Оливер Кромвель был из скромной семьи провинциальных дворян. Впрочем, имя это у англичан было на памяти — и века еще не прошло с правления Генриха VIII, главным советником которого ряд лет был выходец из «низов» Томас Кромвель, подвигнувший своего монарха на разрыв с Римом; сестра, в конце концов, погибшего на плахе канцлера была прапрабабкой Оливера.

Кромвель был протестантом кальвинистского толка и до поры до времени вел жизнь типичную для сельского английского сквайра – учился, женился, растил детей, жил скромно, был трудолюбив, хозяйство свое вел расчетливо и бережливо. И с интересом следил за событиями, разворачивавшимися в столице.

А события там замешивались все круче, и круче. Король Карл I, начав войну в Европе (надо сказать, весьма неудачную) требовал от парламента денег и введения новых налогов.

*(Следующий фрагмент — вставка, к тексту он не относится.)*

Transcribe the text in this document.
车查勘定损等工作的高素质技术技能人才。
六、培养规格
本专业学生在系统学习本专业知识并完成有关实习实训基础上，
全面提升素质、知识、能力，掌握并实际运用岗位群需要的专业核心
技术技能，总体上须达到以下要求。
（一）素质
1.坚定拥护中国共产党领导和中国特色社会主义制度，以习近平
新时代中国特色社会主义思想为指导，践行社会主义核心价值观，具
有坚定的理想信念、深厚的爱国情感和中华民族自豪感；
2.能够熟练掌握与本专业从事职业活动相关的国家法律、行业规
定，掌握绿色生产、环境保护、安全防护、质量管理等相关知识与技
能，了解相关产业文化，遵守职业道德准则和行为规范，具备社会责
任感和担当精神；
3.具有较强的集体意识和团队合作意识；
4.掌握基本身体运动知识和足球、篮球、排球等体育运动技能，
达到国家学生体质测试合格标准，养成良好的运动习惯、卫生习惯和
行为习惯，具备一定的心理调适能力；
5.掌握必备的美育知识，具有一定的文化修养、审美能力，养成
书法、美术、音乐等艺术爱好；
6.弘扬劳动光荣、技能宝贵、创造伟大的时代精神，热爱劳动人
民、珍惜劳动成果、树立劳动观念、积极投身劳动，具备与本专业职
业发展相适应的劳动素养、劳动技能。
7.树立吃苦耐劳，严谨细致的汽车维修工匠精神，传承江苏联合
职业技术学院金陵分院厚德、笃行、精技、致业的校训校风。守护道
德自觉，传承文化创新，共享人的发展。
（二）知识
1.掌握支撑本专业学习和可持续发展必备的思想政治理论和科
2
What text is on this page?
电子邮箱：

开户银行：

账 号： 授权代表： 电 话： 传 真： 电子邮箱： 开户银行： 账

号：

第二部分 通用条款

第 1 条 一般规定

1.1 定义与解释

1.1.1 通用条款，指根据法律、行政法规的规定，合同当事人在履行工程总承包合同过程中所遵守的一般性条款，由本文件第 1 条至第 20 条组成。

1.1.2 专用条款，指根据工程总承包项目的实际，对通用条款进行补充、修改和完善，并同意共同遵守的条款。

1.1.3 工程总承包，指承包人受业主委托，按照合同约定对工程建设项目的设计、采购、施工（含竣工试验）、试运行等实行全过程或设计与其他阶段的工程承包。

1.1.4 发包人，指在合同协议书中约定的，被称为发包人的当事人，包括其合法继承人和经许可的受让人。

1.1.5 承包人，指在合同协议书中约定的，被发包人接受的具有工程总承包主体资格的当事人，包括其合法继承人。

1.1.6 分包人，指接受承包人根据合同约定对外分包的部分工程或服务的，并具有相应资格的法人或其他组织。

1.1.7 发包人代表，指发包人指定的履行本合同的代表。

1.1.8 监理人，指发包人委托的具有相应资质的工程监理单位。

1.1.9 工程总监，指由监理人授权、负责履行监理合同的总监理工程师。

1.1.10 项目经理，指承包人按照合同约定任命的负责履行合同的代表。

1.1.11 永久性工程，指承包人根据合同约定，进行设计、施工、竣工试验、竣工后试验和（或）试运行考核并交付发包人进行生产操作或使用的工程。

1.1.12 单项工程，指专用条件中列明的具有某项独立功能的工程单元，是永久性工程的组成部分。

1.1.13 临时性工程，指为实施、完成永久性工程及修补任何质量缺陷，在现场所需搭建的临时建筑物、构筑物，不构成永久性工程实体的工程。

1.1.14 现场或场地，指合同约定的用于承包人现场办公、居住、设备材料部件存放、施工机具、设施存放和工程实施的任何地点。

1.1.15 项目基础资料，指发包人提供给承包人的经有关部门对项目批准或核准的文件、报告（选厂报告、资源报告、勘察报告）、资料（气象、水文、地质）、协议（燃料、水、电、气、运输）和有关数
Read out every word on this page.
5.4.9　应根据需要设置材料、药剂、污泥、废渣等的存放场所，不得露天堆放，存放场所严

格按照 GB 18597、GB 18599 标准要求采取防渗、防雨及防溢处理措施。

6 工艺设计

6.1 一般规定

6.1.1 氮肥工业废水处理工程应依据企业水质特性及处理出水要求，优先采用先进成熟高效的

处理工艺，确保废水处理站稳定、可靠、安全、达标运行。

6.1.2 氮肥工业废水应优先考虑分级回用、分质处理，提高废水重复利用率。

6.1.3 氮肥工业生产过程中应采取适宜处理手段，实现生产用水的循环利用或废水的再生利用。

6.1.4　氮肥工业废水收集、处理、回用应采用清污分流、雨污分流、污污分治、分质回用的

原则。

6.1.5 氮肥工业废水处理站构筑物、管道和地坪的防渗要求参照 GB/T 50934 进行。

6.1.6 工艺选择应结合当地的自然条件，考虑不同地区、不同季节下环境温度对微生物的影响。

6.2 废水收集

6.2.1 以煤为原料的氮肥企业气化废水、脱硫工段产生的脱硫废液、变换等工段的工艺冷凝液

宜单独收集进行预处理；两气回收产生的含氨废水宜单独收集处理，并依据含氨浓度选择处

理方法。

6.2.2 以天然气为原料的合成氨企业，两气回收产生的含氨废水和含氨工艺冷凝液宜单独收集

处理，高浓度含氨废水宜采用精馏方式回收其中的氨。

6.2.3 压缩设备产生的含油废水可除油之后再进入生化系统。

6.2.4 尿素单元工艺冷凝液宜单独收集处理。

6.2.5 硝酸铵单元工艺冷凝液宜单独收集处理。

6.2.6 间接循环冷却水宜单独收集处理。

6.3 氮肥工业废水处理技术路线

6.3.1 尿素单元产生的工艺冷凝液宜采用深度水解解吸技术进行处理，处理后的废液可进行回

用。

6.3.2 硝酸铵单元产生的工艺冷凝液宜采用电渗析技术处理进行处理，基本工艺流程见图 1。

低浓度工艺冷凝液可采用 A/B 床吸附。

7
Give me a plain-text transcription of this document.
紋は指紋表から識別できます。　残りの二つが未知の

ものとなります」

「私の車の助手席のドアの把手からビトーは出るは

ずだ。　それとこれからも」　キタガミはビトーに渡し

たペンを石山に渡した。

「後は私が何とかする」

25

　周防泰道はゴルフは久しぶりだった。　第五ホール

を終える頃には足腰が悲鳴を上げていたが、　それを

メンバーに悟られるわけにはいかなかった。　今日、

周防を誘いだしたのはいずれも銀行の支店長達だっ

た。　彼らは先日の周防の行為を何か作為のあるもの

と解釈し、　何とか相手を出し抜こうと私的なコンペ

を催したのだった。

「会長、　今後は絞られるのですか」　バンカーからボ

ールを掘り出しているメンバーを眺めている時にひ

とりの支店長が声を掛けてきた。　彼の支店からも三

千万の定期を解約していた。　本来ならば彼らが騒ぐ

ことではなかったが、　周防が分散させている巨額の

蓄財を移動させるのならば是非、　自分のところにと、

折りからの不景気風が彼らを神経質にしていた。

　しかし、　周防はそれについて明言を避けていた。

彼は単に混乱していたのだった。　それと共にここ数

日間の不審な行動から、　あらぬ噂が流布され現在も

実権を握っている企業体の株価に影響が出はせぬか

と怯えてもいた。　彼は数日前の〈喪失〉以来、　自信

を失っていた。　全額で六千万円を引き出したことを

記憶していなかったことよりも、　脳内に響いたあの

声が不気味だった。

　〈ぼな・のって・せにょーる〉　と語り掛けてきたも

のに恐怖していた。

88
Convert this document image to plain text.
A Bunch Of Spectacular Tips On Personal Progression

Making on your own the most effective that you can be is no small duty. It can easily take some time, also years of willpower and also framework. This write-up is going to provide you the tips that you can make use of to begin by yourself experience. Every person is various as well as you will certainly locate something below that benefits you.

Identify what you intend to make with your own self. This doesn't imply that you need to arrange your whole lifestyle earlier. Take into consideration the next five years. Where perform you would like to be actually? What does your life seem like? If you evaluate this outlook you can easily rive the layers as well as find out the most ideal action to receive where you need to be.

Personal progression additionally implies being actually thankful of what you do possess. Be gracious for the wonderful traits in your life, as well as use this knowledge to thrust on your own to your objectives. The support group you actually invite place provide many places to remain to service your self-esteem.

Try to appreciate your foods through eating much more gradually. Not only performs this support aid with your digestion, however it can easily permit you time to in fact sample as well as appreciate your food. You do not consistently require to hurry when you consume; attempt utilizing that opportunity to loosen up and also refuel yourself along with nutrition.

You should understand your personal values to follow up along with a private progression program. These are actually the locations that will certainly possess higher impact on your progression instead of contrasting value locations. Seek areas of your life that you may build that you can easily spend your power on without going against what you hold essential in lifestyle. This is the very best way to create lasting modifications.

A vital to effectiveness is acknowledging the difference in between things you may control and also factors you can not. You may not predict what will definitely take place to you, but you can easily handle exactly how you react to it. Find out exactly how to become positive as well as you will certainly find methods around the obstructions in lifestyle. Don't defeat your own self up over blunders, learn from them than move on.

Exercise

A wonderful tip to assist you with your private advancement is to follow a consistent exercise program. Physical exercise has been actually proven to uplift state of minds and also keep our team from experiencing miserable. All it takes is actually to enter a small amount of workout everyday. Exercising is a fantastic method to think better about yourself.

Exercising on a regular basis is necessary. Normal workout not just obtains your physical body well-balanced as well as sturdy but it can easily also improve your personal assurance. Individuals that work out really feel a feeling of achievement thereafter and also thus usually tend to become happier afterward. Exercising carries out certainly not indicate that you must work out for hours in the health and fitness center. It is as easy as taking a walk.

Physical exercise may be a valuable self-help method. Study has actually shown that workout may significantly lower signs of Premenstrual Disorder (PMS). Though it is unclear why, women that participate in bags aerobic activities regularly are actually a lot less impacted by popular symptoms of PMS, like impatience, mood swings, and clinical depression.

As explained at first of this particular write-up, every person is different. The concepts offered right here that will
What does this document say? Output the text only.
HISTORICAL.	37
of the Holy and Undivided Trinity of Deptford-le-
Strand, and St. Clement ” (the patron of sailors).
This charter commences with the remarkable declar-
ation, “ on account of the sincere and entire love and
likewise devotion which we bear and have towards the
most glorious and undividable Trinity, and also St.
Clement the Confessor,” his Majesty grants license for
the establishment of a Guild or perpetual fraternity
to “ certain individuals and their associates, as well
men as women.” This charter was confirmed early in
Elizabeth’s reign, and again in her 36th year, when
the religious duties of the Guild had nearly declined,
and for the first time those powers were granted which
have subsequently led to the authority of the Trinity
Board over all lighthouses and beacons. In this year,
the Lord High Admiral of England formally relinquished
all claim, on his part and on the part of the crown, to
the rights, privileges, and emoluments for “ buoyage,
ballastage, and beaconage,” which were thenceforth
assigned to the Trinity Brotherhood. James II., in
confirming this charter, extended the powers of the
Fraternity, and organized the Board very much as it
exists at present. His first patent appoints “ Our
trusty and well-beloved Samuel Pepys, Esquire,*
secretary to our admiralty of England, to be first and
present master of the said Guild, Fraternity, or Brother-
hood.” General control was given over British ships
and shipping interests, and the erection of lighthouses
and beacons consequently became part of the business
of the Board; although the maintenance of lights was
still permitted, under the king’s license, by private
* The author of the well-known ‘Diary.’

Он распустил один парламент, отказавший ему в просьбе, но избранный следующий был столь же неуступчив и прижимист. Король распустил и его. Депутатом этого парламента был и молодой Кромвель, которого община послала защищать свои интересы.

Тем временем при осаде французской Ла-Рошели был убит ненавидимый всей страной королевский любимец герцог Бэкингем. Карлу пришлось закончить войну. Он объявил, что в его царствование парламент больше созываться не будет. Король избрал себе двух новых фаворитов, одного из которых он поставил заниматься делами церковными, а с другим принялся налаживать светскую жизнь.

Но Карл не учел, что одного королевского имени уже недостаточно, чтобы заставить повиноваться народ, особенно английский – его «светский» министр скоро кончил жизнь на плахе. Не понял он и того, что в наступившие времена королевский произвол в делах веры еще более опасен, чем даже попытка залезть подданным в кошельки – попытка «упорядочить» церковную жизнь в Шотландии вызвала войну с этой недавно присоединенной страной.

А для войны нужны деньги. Те налоги, которые король стал взимать без санкции парламента, собирались плохо, с опасным ропотом, с обращениями в суд. Нужно было снова обращаться за подмогой к ненавистному парламенту. Но вновь избранная Палата общин отказалась рассматривать восставших шотландцев, как врагов, объявила все собираемые королем налоги незаконными, обвинила в измене первого королевского министра и привела его на плаху, по ее решению был казнен и «религиозный» министр короля, Палата ликвидировала и королевский суд, который был подконтролен только королю и который штамповал угодные ему решения.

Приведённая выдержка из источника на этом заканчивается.